Souvenez-vous, je vous en supplie, que mon but n’est pas d’accuser un homme qui n’est plus. Mais, jaloux de vous persuader que mon client n’a pas corrompu les juges qui le condamnèrent, je pose un principe qui doit servir de fondement à ma défense : c’est qu’on a condamné dans Oppianicus le plus coupable et le plus scélérat des hommes. Un jour il avait présenté de sa main une coupe à sa femme Cluentia, tante de celui que je défends. Avant de l’avoir entièrement vidée, cette femme s’écria qu’elle mourait dans des douleurs affreuses ; et elle ne vécut que le temps de prononcer ces mots : car à peine les avait-elle achevés, qu’elle expira. Cette mort soudaine, ce cri échappé au milieu du trépas, donnèrent de soupçons que fortifièrent des signes manifestes d’empoisonnement aperçus sur son corps. Le même poison délivra Oppianicus de son frère Caïus.

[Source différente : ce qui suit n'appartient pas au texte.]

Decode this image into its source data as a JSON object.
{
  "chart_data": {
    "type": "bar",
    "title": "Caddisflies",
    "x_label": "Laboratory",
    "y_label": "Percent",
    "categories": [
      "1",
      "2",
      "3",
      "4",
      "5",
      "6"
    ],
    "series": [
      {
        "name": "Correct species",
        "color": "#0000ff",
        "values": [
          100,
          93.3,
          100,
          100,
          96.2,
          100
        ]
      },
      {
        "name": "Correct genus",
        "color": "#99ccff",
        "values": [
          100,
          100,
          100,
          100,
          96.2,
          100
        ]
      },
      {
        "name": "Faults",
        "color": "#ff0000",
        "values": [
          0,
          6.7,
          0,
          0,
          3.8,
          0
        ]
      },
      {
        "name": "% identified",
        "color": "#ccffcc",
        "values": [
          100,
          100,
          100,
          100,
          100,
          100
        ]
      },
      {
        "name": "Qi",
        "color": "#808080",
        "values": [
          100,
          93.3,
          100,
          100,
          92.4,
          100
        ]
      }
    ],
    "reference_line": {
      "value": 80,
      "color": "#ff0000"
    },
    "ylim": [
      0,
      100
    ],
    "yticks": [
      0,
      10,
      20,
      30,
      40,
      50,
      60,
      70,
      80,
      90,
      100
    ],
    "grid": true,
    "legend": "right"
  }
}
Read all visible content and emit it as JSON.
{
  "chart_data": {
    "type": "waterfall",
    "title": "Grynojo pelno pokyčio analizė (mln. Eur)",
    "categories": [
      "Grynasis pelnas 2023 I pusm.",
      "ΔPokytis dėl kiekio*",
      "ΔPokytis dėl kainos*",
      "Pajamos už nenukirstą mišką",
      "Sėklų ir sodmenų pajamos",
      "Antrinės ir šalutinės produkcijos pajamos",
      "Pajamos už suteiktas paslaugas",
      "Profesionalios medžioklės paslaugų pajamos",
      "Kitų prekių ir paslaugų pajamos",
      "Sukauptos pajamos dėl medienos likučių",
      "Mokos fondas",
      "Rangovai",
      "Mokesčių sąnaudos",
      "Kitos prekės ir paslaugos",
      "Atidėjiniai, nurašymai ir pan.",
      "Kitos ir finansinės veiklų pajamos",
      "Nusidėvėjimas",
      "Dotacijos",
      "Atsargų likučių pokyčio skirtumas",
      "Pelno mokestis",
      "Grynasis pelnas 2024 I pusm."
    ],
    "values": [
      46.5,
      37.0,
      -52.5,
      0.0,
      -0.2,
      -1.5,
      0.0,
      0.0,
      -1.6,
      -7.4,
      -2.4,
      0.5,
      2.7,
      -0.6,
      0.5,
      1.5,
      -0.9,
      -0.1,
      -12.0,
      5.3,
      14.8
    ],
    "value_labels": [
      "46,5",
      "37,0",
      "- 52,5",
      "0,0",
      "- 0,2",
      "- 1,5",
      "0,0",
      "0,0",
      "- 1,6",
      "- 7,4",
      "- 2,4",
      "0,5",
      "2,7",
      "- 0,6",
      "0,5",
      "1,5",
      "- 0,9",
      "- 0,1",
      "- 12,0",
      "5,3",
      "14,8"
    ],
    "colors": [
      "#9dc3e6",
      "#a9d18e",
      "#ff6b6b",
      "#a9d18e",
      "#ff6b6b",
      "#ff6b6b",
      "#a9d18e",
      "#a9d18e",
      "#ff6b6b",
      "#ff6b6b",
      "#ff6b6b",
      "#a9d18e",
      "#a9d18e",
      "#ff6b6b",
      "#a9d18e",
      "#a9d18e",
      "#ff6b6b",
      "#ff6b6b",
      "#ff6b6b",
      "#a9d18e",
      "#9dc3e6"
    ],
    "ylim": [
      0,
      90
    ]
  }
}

XI. Mais ce n’est pas encore assez. Quoique le meurtre d’un frère paraisse renfermer tous les crimes ensemble, cependant, pour arriver à cet horrible attentat, il s’était frayé la route par d’autres forfaits. Auria, femme de son frère, était enceinte, et paraissait approcher du terme de sa grossesse ; il l’empoisonna, pour faire périr à la fois et sa belle-sœur et l’enfant de son frère. Bientôt il en vint à ce frère lui-même. Cet infortuné avait déjà dans le sein le breuvage mortel, lorsqu’il s’écria qu’il était empoisonné comme sa femme, et voulut, mais trop tard, changer son testament. Il mourut en exprimant cette dernière volonté. Ainsi le scélérat fait périr une femme pour que l’enfant qui naîtrait d’elle ne lui enlève point l’héritage fraternel ; ainsi, il prive de la vie ses propres neveux, avant qu’ils aient pu recevoir de la nature le bienfait de la lumière ; afin que tout le monde comprenne qu’il n’est point contre ses fureurs d’asile inviolable, puisque le sein même d’une mère n’a pu mettre à l’abri de ses coups les enfants de son frère.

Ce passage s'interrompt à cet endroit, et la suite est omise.